1) If it's not too much trouble, you'd probably be best doing a fresh install unless the image is from another SSD. Aside from the actual process of copying the image i.e. possibly copying empty space, misalignment, etc, Windows 7 optimises itself for SSD use on install. It doesn't do a huge amount but it saves having to tinker with stuff. If you clone, deffo disable defrag and
IMO disable hibernation (in elevated cmd, type: powercfg -h off) and system restore if you don't use them - unnecessary writes and a fair amount of wasted space.
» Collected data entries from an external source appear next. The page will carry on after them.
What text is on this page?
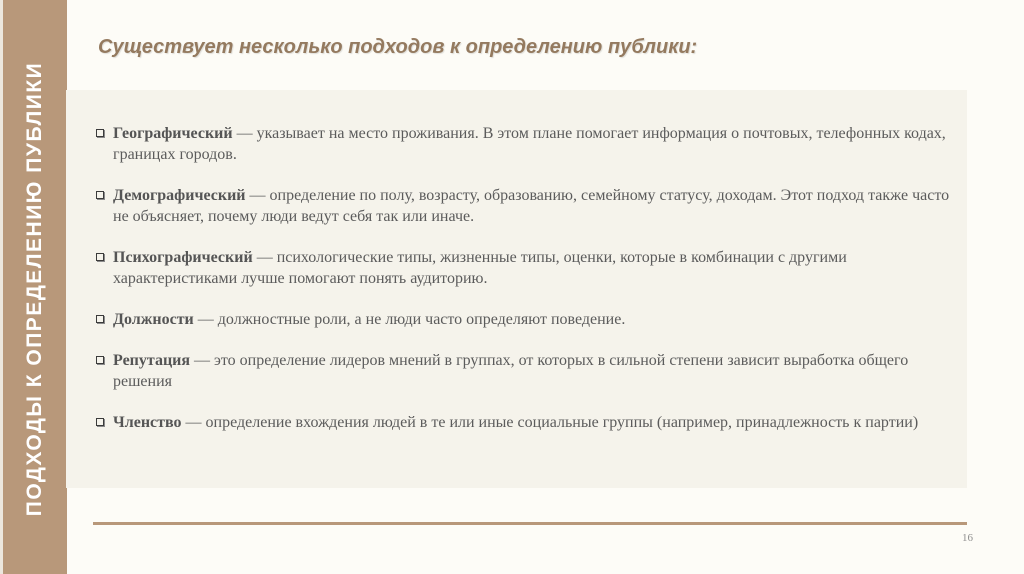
ПОДХОДЫ К ОПРЕДЕЛЕНИЮ ПУБЛИКИ
Существует несколько подходов к определению публики:
Географический — указывает на место проживания. В этом плане помогает информация о почтовых, телефонных кодах, границах городов.
Демографический — определение по полу, возрасту, образованию, семейному статусу, доходам. Этот подход также часто не объясняет, почему люди ведут себя так или иначе.
Психографический — психологические типы, жизненные типы, оценки, которые в комбинации с другими характеристиками лучше помогают понять аудиторию.
Должности — должностные роли, а не люди часто определяют поведение.
Репутация — это определение лидеров мнений в группах, от которых в сильной степени зависит выработка общего решения
Членство — определение вхождения людей в те или иные социальные группы (например, принадлежность к партии)
16
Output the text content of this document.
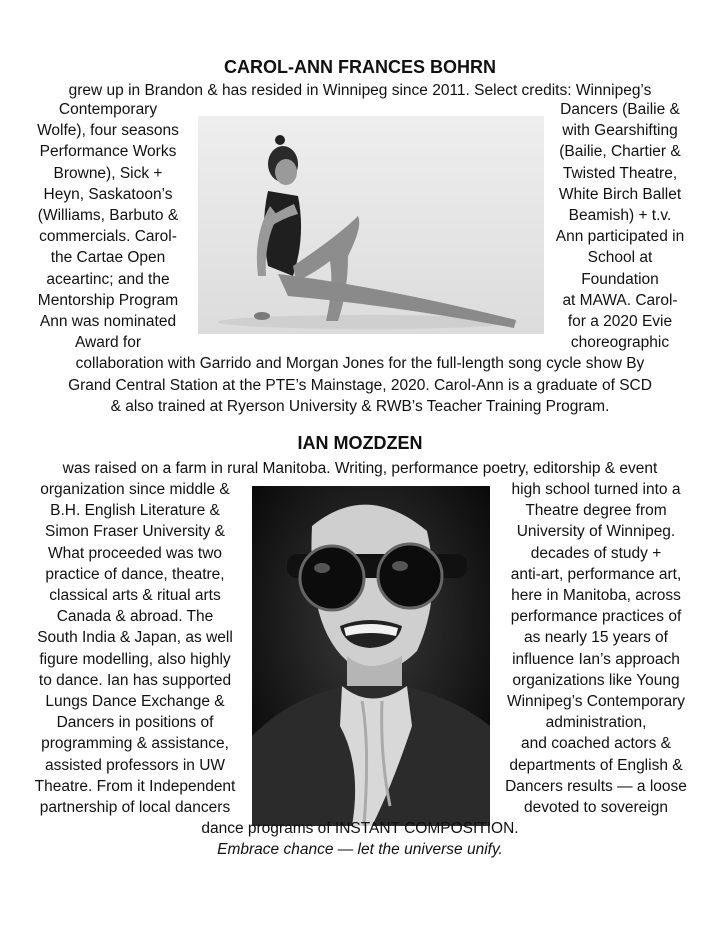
CAROL-ANN FRANCES BOHRN
grew up in Brandon & has resided in Winnipeg since 2011. Select credits: Winnipeg’s
Contemporary
Wolfe), four seasons
Performance Works
Browne), Sick +
Heyn, Saskatoon’s
(Williams, Barbuto &
commercials. Carol-
the Cartae Open
aceartinc; and the
Mentorship Program
Ann was nominated
Award for
Dancers (Bailie &
with Gearshifting
(Bailie, Chartier &
Twisted Theatre,
White Birch Ballet
Beamish) + t.v.
Ann participated in
School at
Foundation
at MAWA. Carol-
for a 2020 Evie
choreographic
collaboration with Garrido and Morgan Jones for the full-length song cycle show By
Grand Central Station at the PTE’s Mainstage, 2020. Carol-Ann is a graduate of SCD
& also trained at Ryerson University & RWB’s Teacher Training Program.
IAN MOZDZEN
was raised on a farm in rural Manitoba. Writing, performance poetry, editorship & event
organization since middle &
B.H. English Literature &
Simon Fraser University &
What proceeded was two
practice of dance, theatre,
classical arts & ritual arts
Canada & abroad. The
South India & Japan, as well
figure modelling, also highly
to dance. Ian has supported
Lungs Dance Exchange &
Dancers in positions of
programming & assistance,
assisted professors in UW
Theatre. From it Independent
partnership of local dancers
high school turned into a
Theatre degree from
University of Winnipeg.
decades of study +
anti-art, performance art,
here in Manitoba, across
performance practices of
as nearly 15 years of
influence Ian’s approach
organizations like Young
Winnipeg’s Contemporary
administration,
and coached actors &
departments of English &
Dancers results — a loose
devoted to sovereign
dance programs of INSTANT COMPOSITION.
Embrace chance — let the universe unify.
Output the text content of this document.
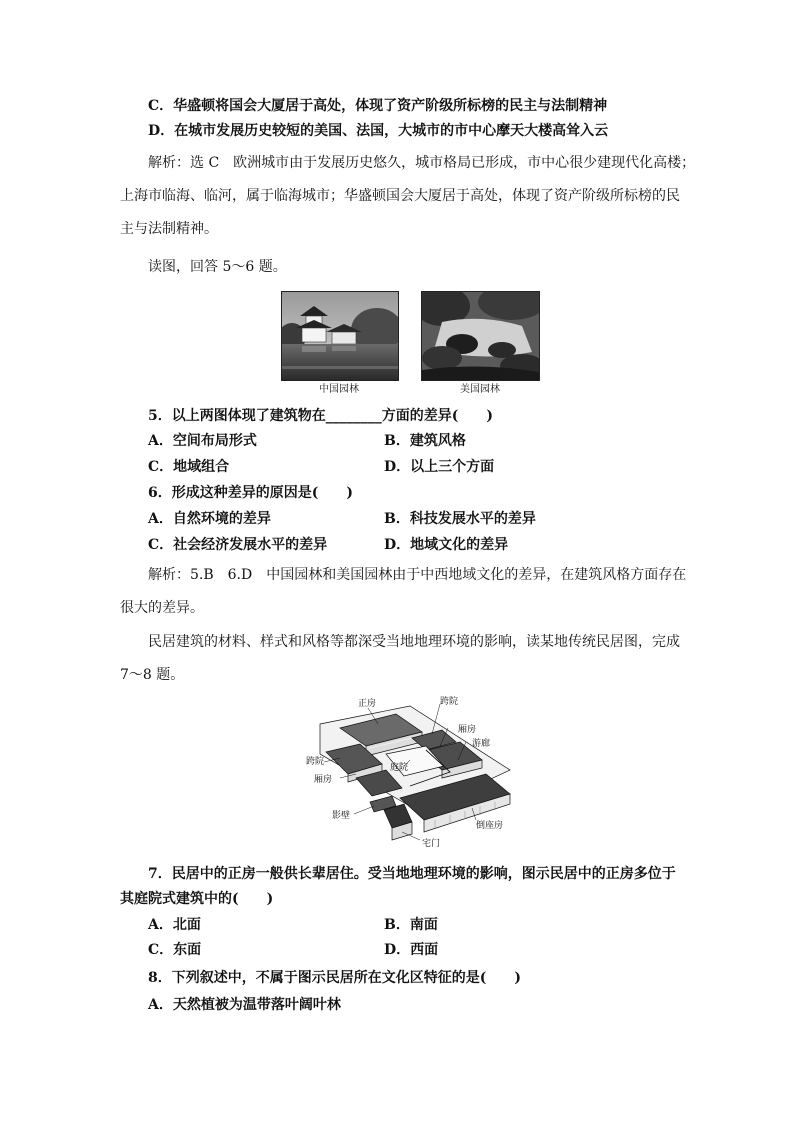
C．华盛顿将国会大厦居于高处，体现了资产阶级所标榜的民主与法制精神
D．在城市发展历史较短的美国、法国，大城市的市中心摩天大楼高耸入云
解析：选 C　欧洲城市由于发展历史悠久，城市格局已形成，市中心很少建现代化高楼；
上海市临海、临河，属于临海城市；华盛顿国会大厦居于高处，体现了资产阶级所标榜的民
主与法制精神。
读图，回答 5～6 题。
中国园林	美国园林
5．以上两图体现了建筑物在________方面的差异(　　)
A．空间布局形式	B．建筑风格
C．地域组合	D．以上三个方面
6．形成这种差异的原因是(　　)
A．自然环境的差异	B．科技发展水平的差异
C．社会经济发展水平的差异	D．地域文化的差异
解析：5.B　6.D　中国园林和美国园林由于中西地域文化的差异，在建筑风格方面存在
很大的差异。
民居建筑的材料、样式和风格等都深受当地地理环境的影响，读某地传统民居图，完成
7～8 题。
正房	跨院
厢房
游廊
跨院
庭院
厢房
影壁
倒座房
宅门
7．民居中的正房一般供长辈居住。受当地地理环境的影响，图示民居中的正房多位于
其庭院式建筑中的(　　)
A．北面	B．南面
C．东面	D．西面
8．下列叙述中，不属于图示民居所在文化区特征的是(　　)
A．天然植被为温带落叶阔叶林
2) Yeah just do quick format, full basically just adds a surface scan which isn't necessary for an SSD. Allocation unit can be left as default for most people, nothing special needed specifically for SSDs but it can be tuned depending on use - a smaller allocation size will be better for lots of small files (less wasted space) while a larger one is better for big files (less overhead). I'd probably leave compression disabled, turning it on shouldn't make much difference to wear and can add significant overhead (CPU work), however I've not read up on it much so take that with a pinch of salt.
3)Imaging the restoring to the SSD should be fine, just be sure the image is correctly aligned.
4)I mentioned a few above in point 1, I'd ignore most of these internet 'SSD guides', what they recommend doing is mostly nonsense. A lot of it isn't specific to SSDs (e.g. write caching - it can help SSD or HDD, but carries a more serious risk of data loss during a power failure), some of it can actually seriously harm performance (e.g. prefetch, superfetch, indexing - a lot of guides recommend disabling them without understanding how they work, leave them all as they are). Personally, I do what I said above + moving temp to a HDD, along with temp files of some programs like browsers which do a lot of writing. It's probably fine to ignore for most people, it does reduce SSD writes but can impact performance, I just like to go overboard.
Edit: Yeah as above, make sure you're in AHCI mode. However I stand by what I said about indexing, there's no reason to disable it, searching is FAR, FAR slower without it even with an SSD and the database is really quite small so nothing to worry about in terms of writes.